Si dava per morto l’avversario politico, dichiarando secondario o “accessorio” demolire l’impalcatura del conflitto d’interesse, come se il ceto al governo o gli aspiranti tali non ne fossero affetti come da un morbo epidemico. Anche le cosiddette riforme, previdenziale e del lavoro, erano secondarie rispetto all’assoluta precedenza da attribuire al riscatto della credibilità da riconquistare presso la comunità internazionale, quella dei mercati e della finanza, interessati non alla nostra affidabilità, ma anzi alla nostra debolezza in svendita come i nostri diritti. Poi ci rimetteremo le mani, dicevano tutti, compresi quelli che le avevano proposte. Lasciando intendere che poi, dopo altre urgenze, si sarebbe rimaneggiato anche il fiscal compact, imposto coattamente e subdolamente, anche il pareggio di bilancio.
E anche la Costituzione, sottoposta a un metti e leva, inserisci e togli, che si sa che è di fibra elastica, la si ricordava solo quando serve e la si rispetta solo in occasioni a alto contenuto commemorativo, presto cancellate dal calendario per motivi di dinamica efficienza o per la rivendicata ritrosia all’antifascismo e ad altre arcaiche ideologie.
Oggi questa tremenda debolezza della democrazia che coincide con l’eclissi della politica, si manifestano con una tremenda crudezza, quella di un governo del presidente in clima di usurpazione, quella di una tentazione accentratrice e autoritaria che suona ancora più stonata laddove partiti tentennanti o movimenti neo giacobini si propongono come macchine onnivore, che vorrebbero reclutare, spesso per fregiarsene in modo estetico o ornamentale, ciò che di virtuoso nasce in quella che chiamano società civile, per annetterlo fino a degradarlo, in modo che la “politica” resti un loro possesso e monopolio indiscusso, nel crepuscolo dello Stato e nella riduzione del “pubblico”, del “comune”, del “popolare”.

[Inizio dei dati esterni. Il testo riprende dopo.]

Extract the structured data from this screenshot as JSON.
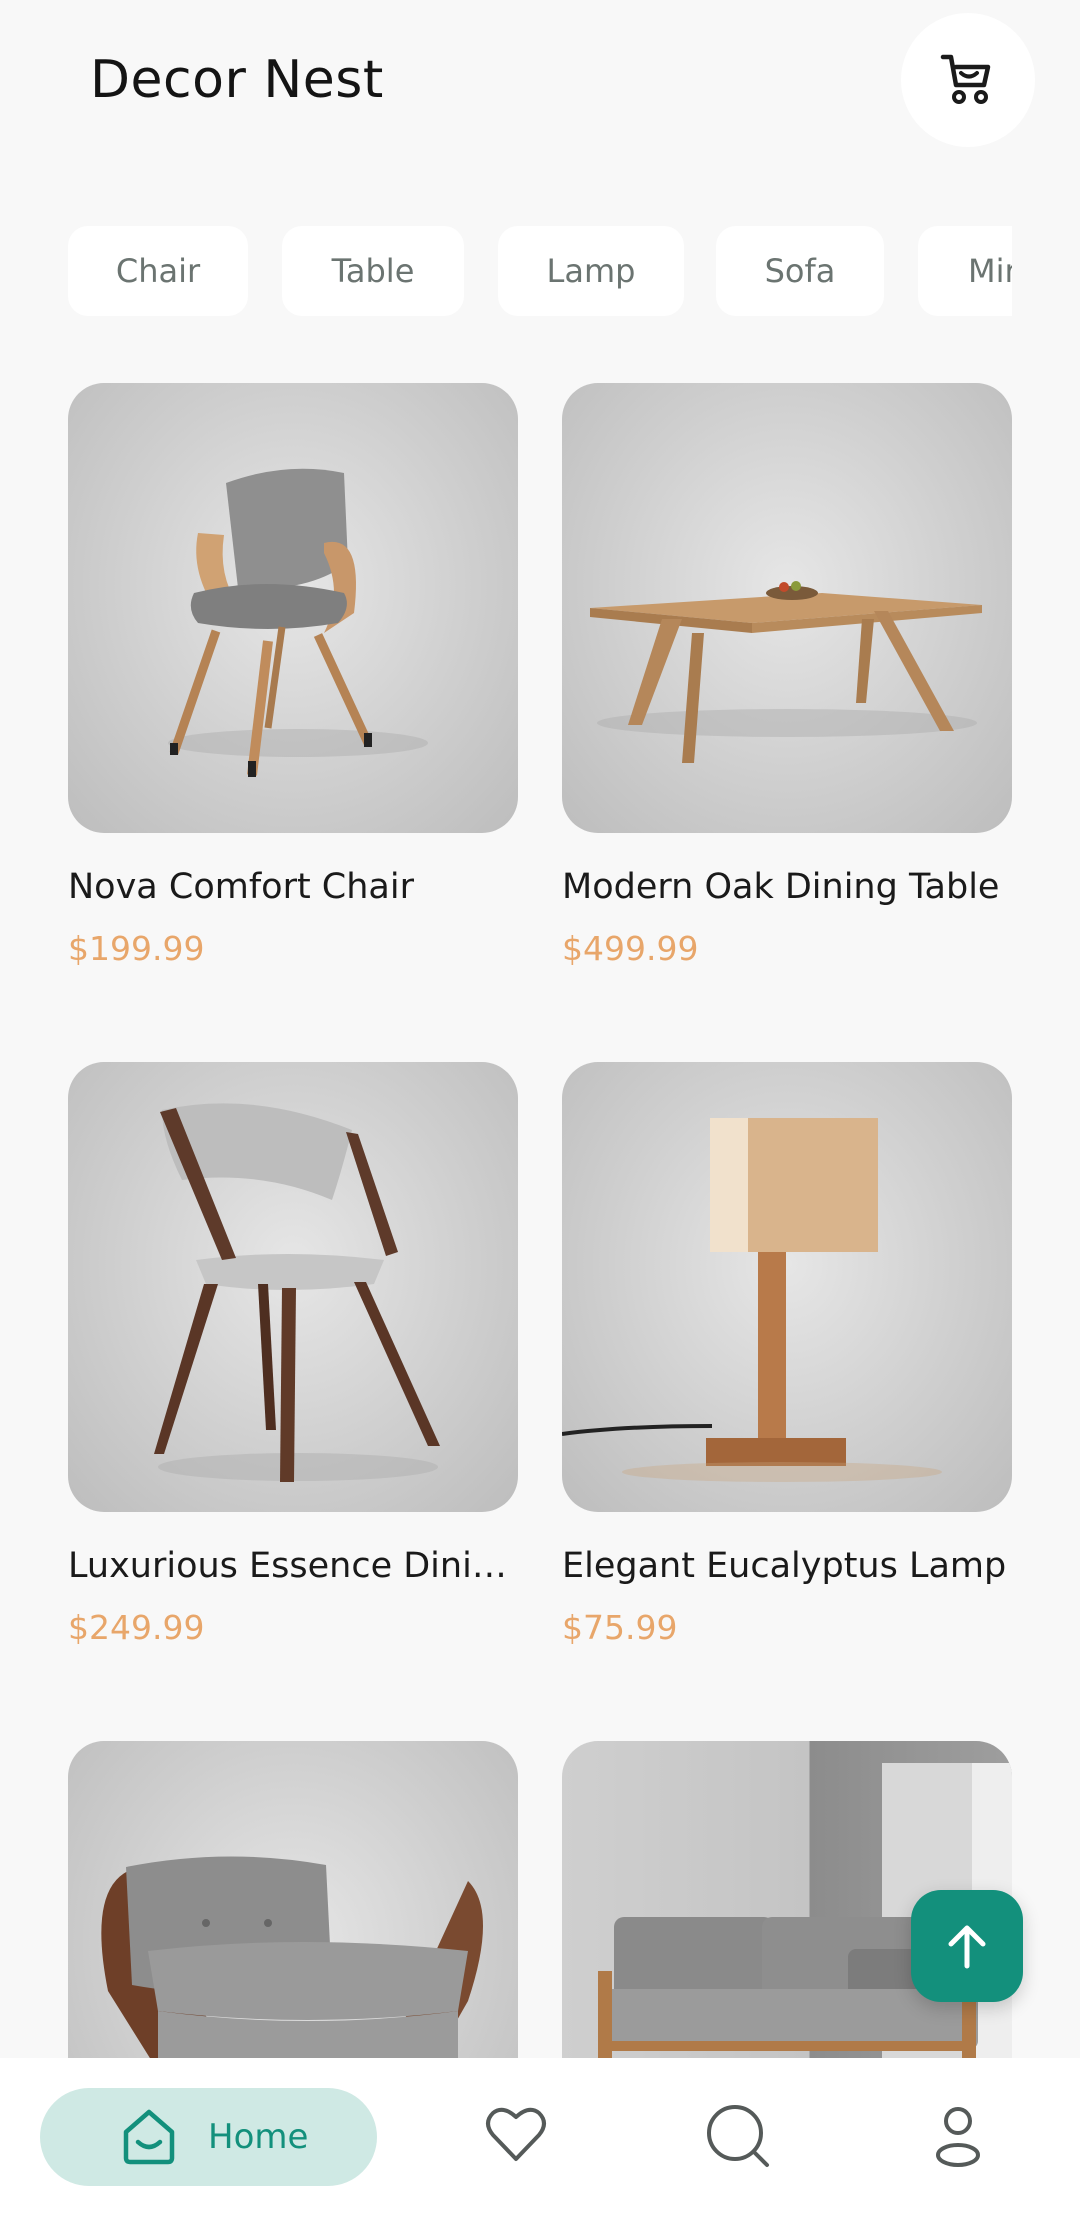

Pare sia una legge naturale secondo cui i regimi politici con il passare del tempo (qualcuno ha detto nel giro di una cinquantina di anni) tendono a chiudersi su se stessi, a diventare oligarchie, gruppi chiusi di potere, degenerazione della democrazia, dove la distanza tra elettori ed eletti appare incolmabile. Al di là degli annunci, dietro ai gesti simbolici, oltre a una prevalenza della comunicazione sull’azione, magari in attesa di un “periodo giacobino” come quando si era imposto agli elettori di votare in pubblico – il massimo della libertà democratica o il massimo del controllo dell’esercizio della libertà – proprio oggi si consuma l’apoteosi di un anno di progressivo svuotamento della democrazia, tale che perfino il letargico Bersani ne sembra scosso e tira fuori una tempra tardiva, impaurito dal protrarsi o il replicarsi di un esperimento che ha già dato tutti i suoi frutti avvelenati.
Qualcuno ha detto che collocati a un livello minore, i problemi non hanno risposta. Non bastano le coalizioni, non bastano le soluzioni tecniche, per una malattia così grave serve l’utopia, quella chiamata democrazia.